Я уже сейчас считала дачу своей и, отдавая должное дедушке, выражала ему свою благодарность тем, что приглашала гостей, навещавших меня, в его комнату. Комната соответствовала вкусам и взглядам ее прежнего хозяина. Он была большой, потому что дедушка всю жизнь жил в просторных комнатах. Посередине стояла огромная кровать — намек на известную дедушкину слабость к женскому полу. Несколько книг на столике — дедушка любил делать вид, что читает, и часто засыпал с раскрытой книгой на лбу.
На стене висела большая оленья голова, немного не вписывающаяся в интерьер дома, но это был подарок дедушке от какой-то школы в Якутии, и она была ему дорога.

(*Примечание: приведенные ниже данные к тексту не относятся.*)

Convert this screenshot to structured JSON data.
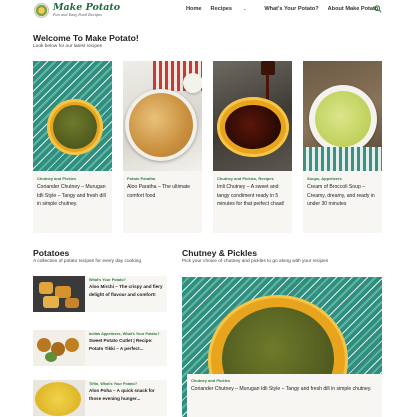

На голове красовалась дедушкина генеральская фуражка, потому что дедушка был шутник. То, о чем он всегда молчал, было выражено в одной композиции, демонстрируя миру дедушкино циничное отношение к жизни. Олень в фуражке смотрелся строго и почему-то очень естественно. По обе стороны от фуражки ветвились роскошные оленьи рога.